Antigens are described as substances that cause the body to produce an immune response, therefore triggering a generation of antibodies. Antigen tests are treated with a liquid containing salt and soap that breaks apart cells and other particles and is then applied to a test strip.

Meanwhile, the Federal Trade Commission has recently warned that fake at-home tests are being sold online. If it's not authorized by the Food and Drug Administration, it's not a viable test.

However, if at-home antigen tests are being procured and used by individuals in their own homes, there can certainly be user error attached to a test's outcome. That was the message sent by Dr. Karan Raj on his popular TikTok page.

He posted a video in response to an individual whose rapid test came up positive after being splashed with tap water. The first thing he does is open the test, also called a lateral flow device.

"This gray box and the portion just above it contain antibodies that are sensitive to the COVID-19 virus," Raj said. "If you use things like soda, tap water and fizzy drinks, that's going to provide an altered pH which will affect the function of the antibodies on the test line."

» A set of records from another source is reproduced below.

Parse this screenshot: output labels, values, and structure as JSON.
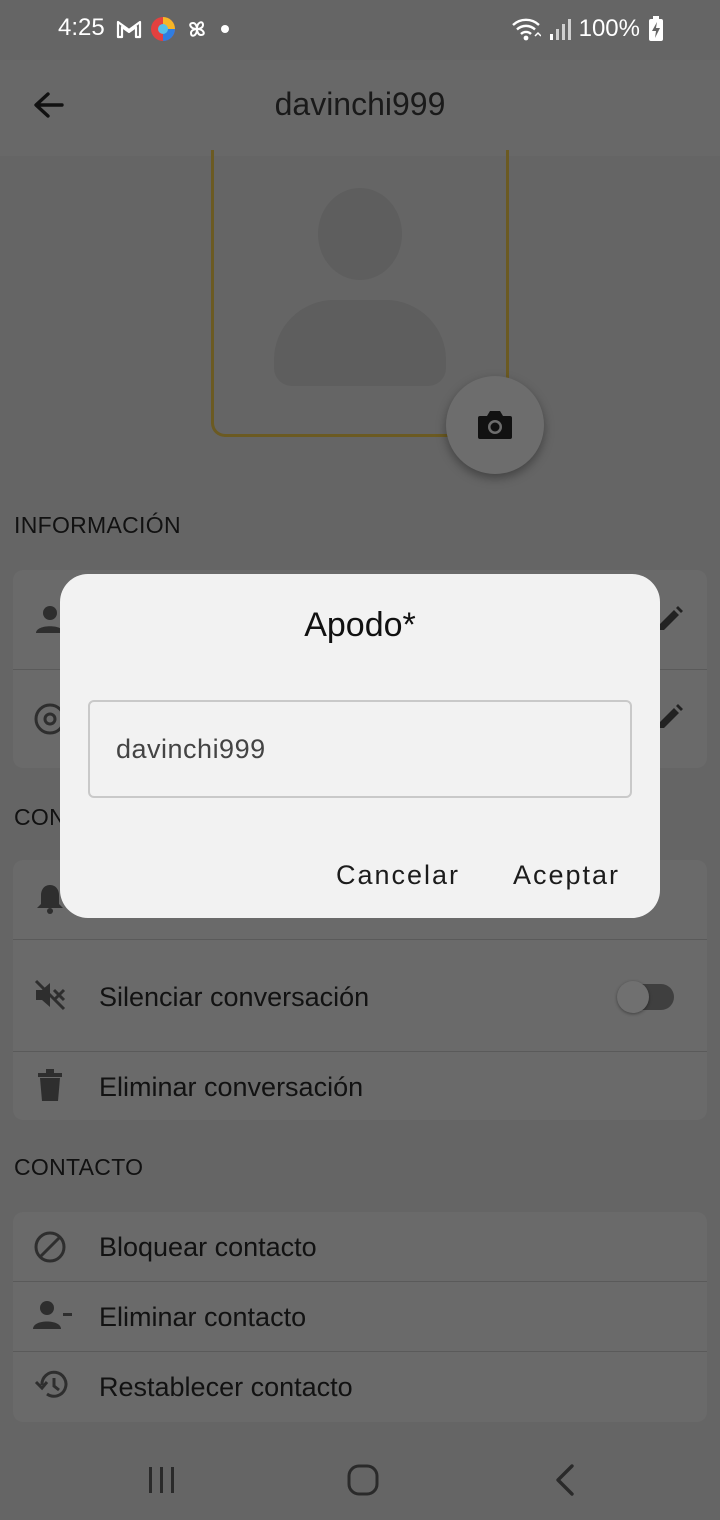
{
  "status_bar": {
    "time": "4:25",
    "battery": "100%",
    "icons": [
      "gmail-icon",
      "browser-icon",
      "pinwheel-icon",
      "dot-icon",
      "wifi-icon",
      "signal-icon",
      "battery-charging-icon"
    ]
  },
  "app_bar": {
    "title": "davinchi999",
    "back_icon": "arrow-left-icon"
  },
  "avatar": {
    "camera_icon": "camera-icon"
  },
  "sections": {
    "info_title": "INFORMACIÓN",
    "conversation_title": "CON",
    "contact_title": "CONTACTO"
  },
  "conversation": {
    "mute_label": "Silenciar conversación",
    "mute_on": false,
    "delete_label": "Eliminar conversación"
  },
  "contact": {
    "block_label": "Bloquear contacto",
    "remove_label": "Eliminar contacto",
    "restore_label": "Restablecer contacto"
  },
  "dialog": {
    "title": "Apodo*",
    "input_value": "davinchi999",
    "cancel_label": "Cancelar",
    "accept_label": "Aceptar"
  },
  "colors": {
    "scrim_background": "#656565",
    "dialog_background": "#f2f2f2",
    "avatar_border": "#6b5a22"
  }
}
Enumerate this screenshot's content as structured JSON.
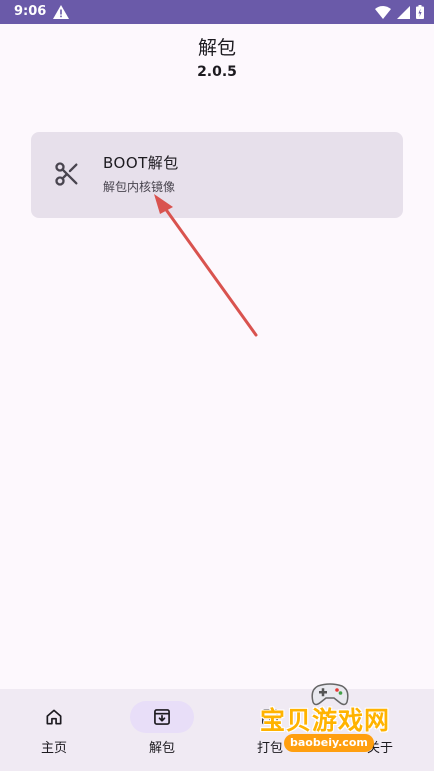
{
  "status_bar": {
    "time": "9:06",
    "icons": [
      "alert-triangle-icon",
      "wifi-icon",
      "cellular-signal-icon",
      "battery-icon"
    ],
    "color": "#6a5aa9"
  },
  "header": {
    "title": "解包",
    "version": "2.0.5"
  },
  "card": {
    "icon": "scissors-icon",
    "title": "BOOT解包",
    "subtitle": "解包内核镜像",
    "background": "#e7e0eb"
  },
  "annotation": {
    "type": "arrow",
    "color": "#d9534f"
  },
  "bottom_nav": {
    "items": [
      {
        "label": "主页",
        "icon": "home-icon",
        "active": false
      },
      {
        "label": "解包",
        "icon": "unpack-icon",
        "active": true
      },
      {
        "label": "打包",
        "icon": "pack-icon",
        "active": false
      },
      {
        "label": "关于",
        "icon": "info-icon",
        "active": false
      }
    ]
  },
  "watermark": {
    "text": "宝贝游戏网",
    "url": "baobeiy.com"
  }
}
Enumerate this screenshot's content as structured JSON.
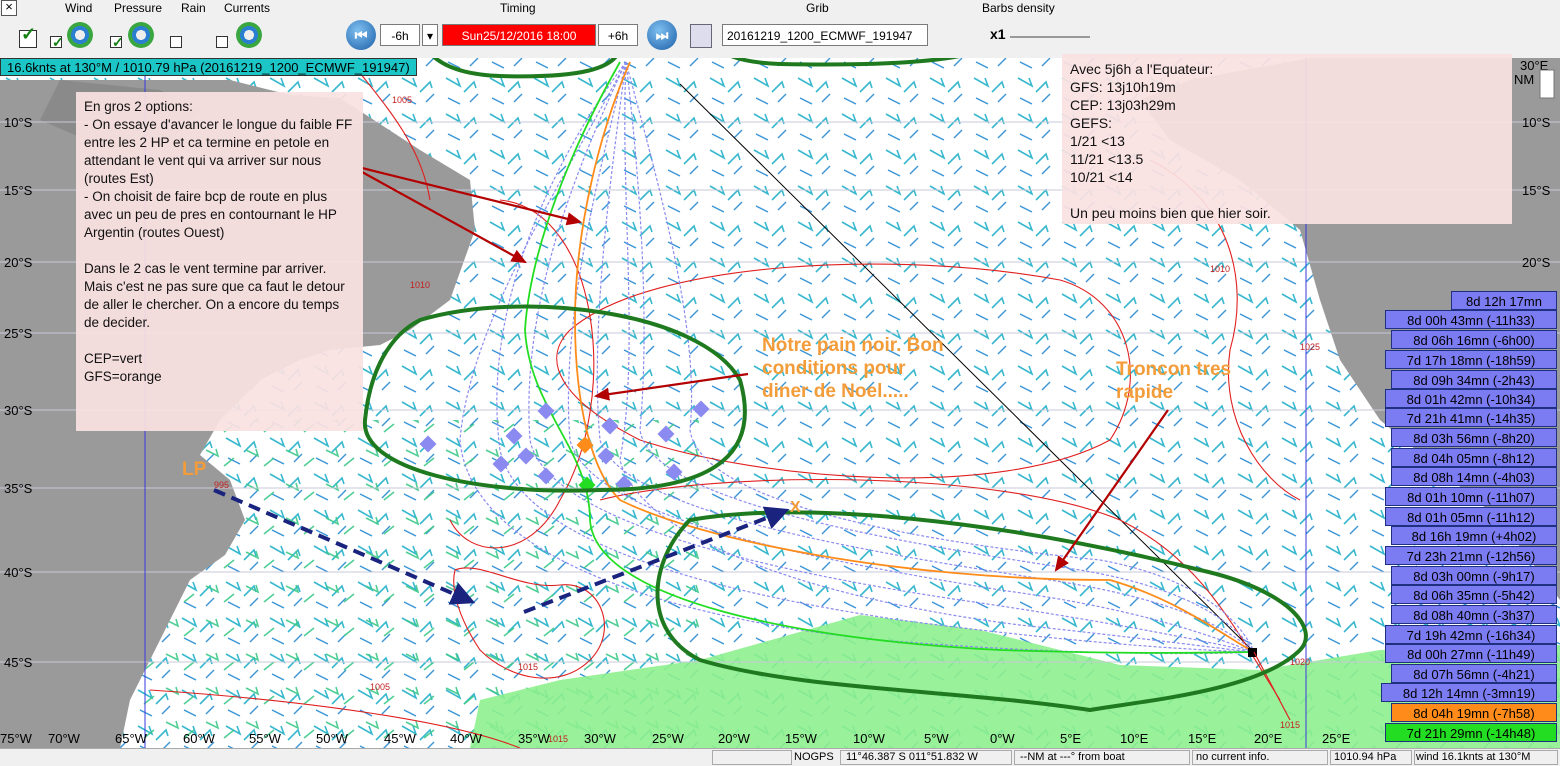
{
  "toolbar": {
    "close_glyph": "×",
    "wind_label": "Wind",
    "pressure_label": "Pressure",
    "rain_label": "Rain",
    "currents_label": "Currents",
    "timing_label": "Timing",
    "grib_label": "Grib",
    "barbs_label": "Barbs density",
    "step_back": "-6h",
    "date": "Sun25/12/2016 18:00",
    "step_fwd": "+6h",
    "grib_file": "20161219_1200_ECMWF_191947",
    "barbs_value": "x1",
    "wind_checked": true,
    "pressure_checked": true,
    "rain_checked": false,
    "currents_checked": false
  },
  "info_bar": "16.6knts at 130°M / 1010.79 hPa (20161219_1200_ECMWF_191947)",
  "map": {
    "lon_labels": [
      "75°W",
      "70°W",
      "65°W",
      "60°W",
      "55°W",
      "50°W",
      "45°W",
      "40°W",
      "35°W",
      "30°W",
      "25°W",
      "20°W",
      "15°W",
      "10°W",
      "5°W",
      "0°W",
      "5°E",
      "10°E",
      "15°E",
      "20°E",
      "25°E",
      "30°E"
    ],
    "lat_labels": [
      "10°S",
      "15°S",
      "20°S",
      "25°S",
      "30°S",
      "35°S",
      "40°S",
      "45°S"
    ],
    "isobars": [
      "1005",
      "1010",
      "1015",
      "1020",
      "995",
      "1005",
      "1010",
      "1015",
      "1025",
      "1015"
    ],
    "nm_label": "NM"
  },
  "notes": {
    "left": "En gros 2 options:\n- On essaye d'avancer le longue du faible FF entre les 2 HP et ca termine en petole en attendant le vent qui va arriver sur nous (routes Est)\n- On choisit de faire bcp de route en plus avec un peu de pres en contournant le HP Argentin (routes Ouest)\n\nDans le 2 cas le vent termine par arriver. Mais c'est ne pas sure que ca faut le detour de aller le chercher. On a encore du temps de decider.\n\nCEP=vert\nGFS=orange",
    "right": "Avec 5j6h a l'Equateur:\nGFS: 13j10h19m\nCEP: 13j03h29m\nGEFS:\n1/21 <13\n11/21 <13.5\n10/21 <14\n\nUn peu moins bien que hier soir.",
    "noel": "Notre pain noir. Bon\nconditions pour\ndiner de Noel.....",
    "troncon": "Troncon tres\nrapide",
    "lp": "LP",
    "x": "X"
  },
  "eta_list": [
    {
      "text": "8d 12h 17mn",
      "kind": "blue"
    },
    {
      "text": "8d 00h 43mn (-11h33)",
      "kind": "blue"
    },
    {
      "text": "8d 06h 16mn (-6h00)",
      "kind": "blue"
    },
    {
      "text": "7d 17h 18mn (-18h59)",
      "kind": "blue"
    },
    {
      "text": "8d 09h 34mn (-2h43)",
      "kind": "blue"
    },
    {
      "text": "8d 01h 42mn (-10h34)",
      "kind": "blue"
    },
    {
      "text": "7d 21h 41mn (-14h35)",
      "kind": "blue"
    },
    {
      "text": "8d 03h 56mn (-8h20)",
      "kind": "blue"
    },
    {
      "text": "8d 04h 05mn (-8h12)",
      "kind": "blue"
    },
    {
      "text": "8d 08h 14mn (-4h03)",
      "kind": "blue"
    },
    {
      "text": "8d 01h 10mn (-11h07)",
      "kind": "blue"
    },
    {
      "text": "8d 01h 05mn (-11h12)",
      "kind": "blue"
    },
    {
      "text": "8d 16h 19mn (+4h02)",
      "kind": "blue"
    },
    {
      "text": "7d 23h 21mn (-12h56)",
      "kind": "blue"
    },
    {
      "text": "8d 03h 00mn (-9h17)",
      "kind": "blue"
    },
    {
      "text": "8d 06h 35mn (-5h42)",
      "kind": "blue"
    },
    {
      "text": "8d 08h 40mn (-3h37)",
      "kind": "blue"
    },
    {
      "text": "7d 19h 42mn (-16h34)",
      "kind": "blue"
    },
    {
      "text": "8d 00h 27mn (-11h49)",
      "kind": "blue"
    },
    {
      "text": "8d 07h 56mn (-4h21)",
      "kind": "blue"
    },
    {
      "text": "8d 12h 14mn (-3mn19)",
      "kind": "blue"
    },
    {
      "text": "8d 04h 19mn (-7h58)",
      "kind": "orange"
    },
    {
      "text": "7d 21h 29mn (-14h48)",
      "kind": "green"
    }
  ],
  "colors": {
    "blue": "#7c7cf2",
    "orange": "#ff8c1a",
    "green": "#22dd22"
  },
  "status": {
    "gps": "NOGPS",
    "position": "11°46.387 S  011°51.832 W",
    "distance": "--NM at ---° from boat",
    "current": "no current info.",
    "pressure": "1010.94 hPa",
    "wind": "wind 16.1knts at 130°M"
  }
}
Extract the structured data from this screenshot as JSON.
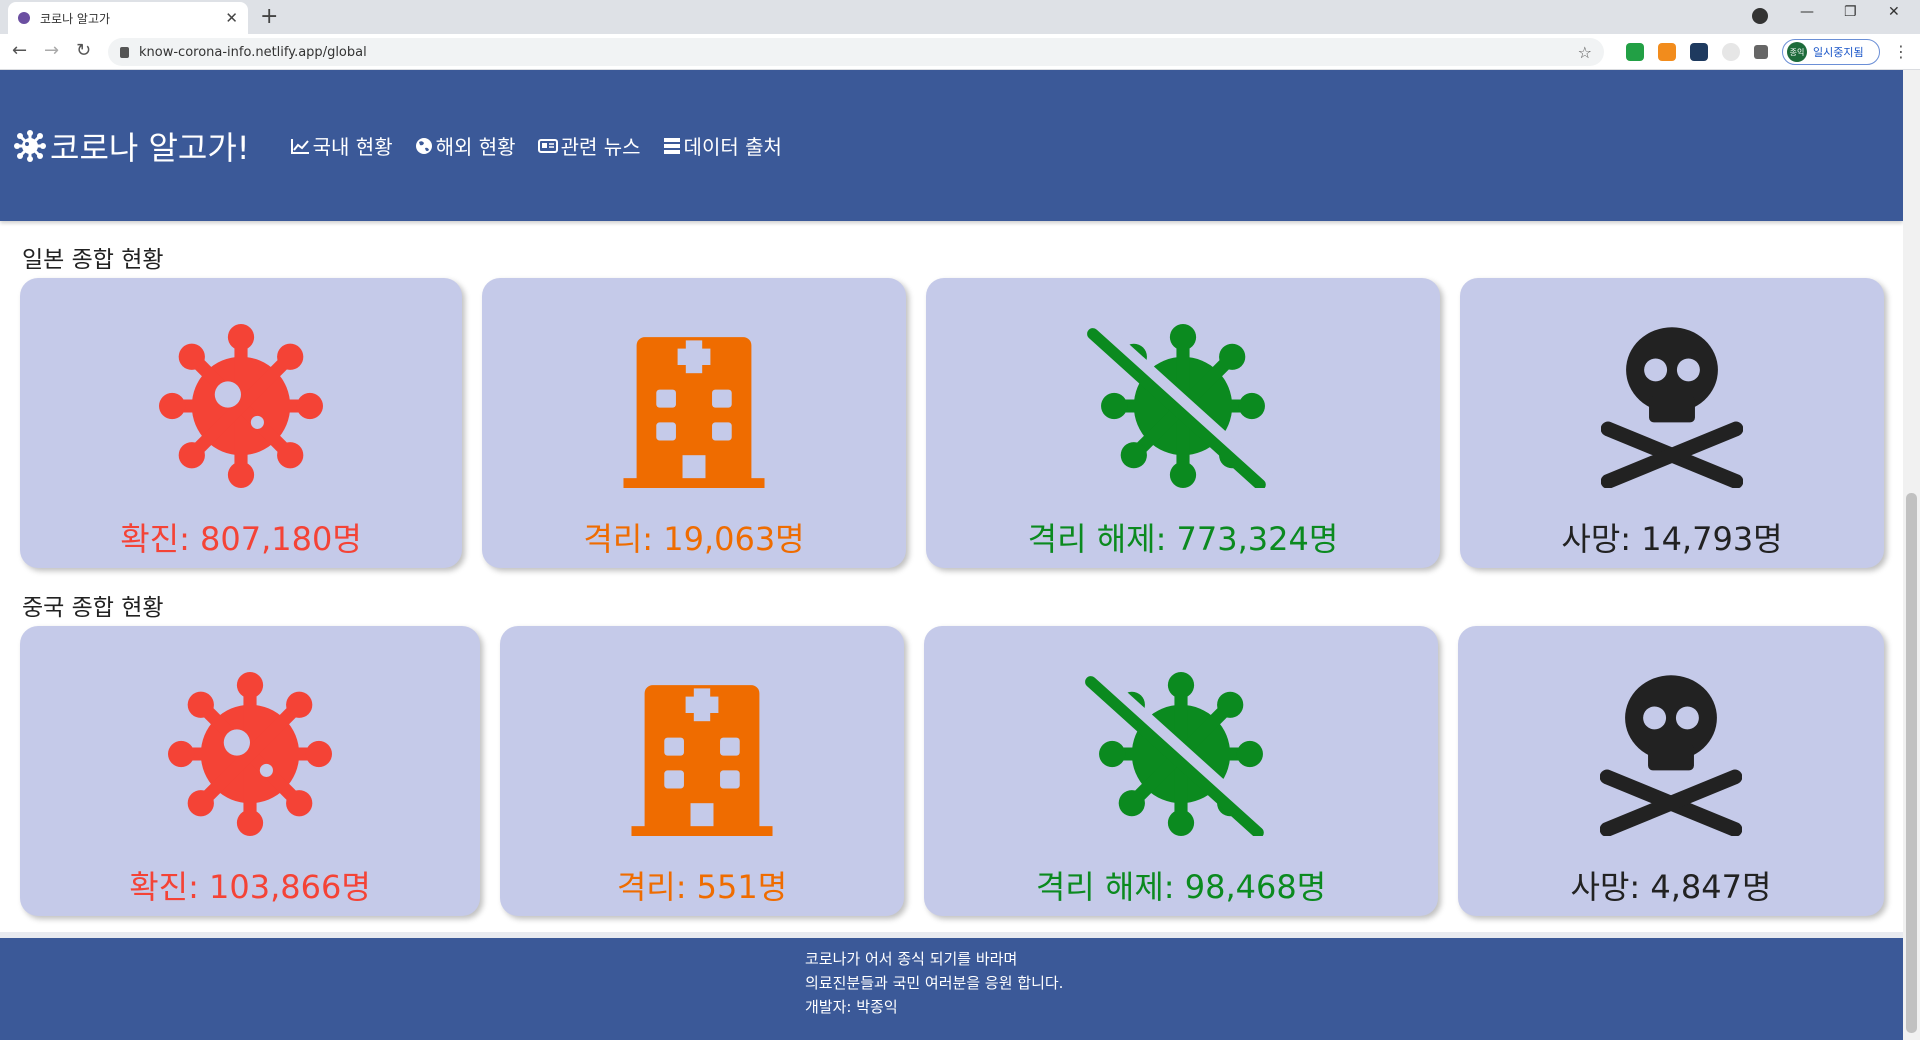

Raj said a buffer solution is necessary to provide "a staple PH that will actually make the test work."

The video, which has been viewed over 6 million times, draws some obvious conclusions. First, many commented on the fact that directions should be followed for the best possible outcome—ironically mocking those who received strange results because they simply didn't read the packaging.

Even the American Society for Microbiology wrote in November that "a team of Canadian researchers has shown that rapid antigen tests for SARS-CoV-2 work only when manufacturer instructions are followed."

Dr. Jason J. LeBlanc said the impetus for such a study was to demonstrate "the putatively obvious" regarding the amount of false-positive tests going viral due to soda or fruit, etc.

"Seeing the misuse and misrepresentation of the test function on social media, we felt compelled to derive robust scientific data to explain the formation of false-positive results during SARS-CoV-2 antigen testing," LeBlanc said.

The makers of CLINITEST, one of the rapid antigen tests on the market, responded to questions about test ingredients by saying that its buffer solution consists of 99.7 percent saline solution.

Some commented on Raj's video, serious or not, by saying that false-positive tests could help get them out of school or work due to being "contagious."

"The amount of time off school I'm getting off because of this video is going to be insane," one TikToker said.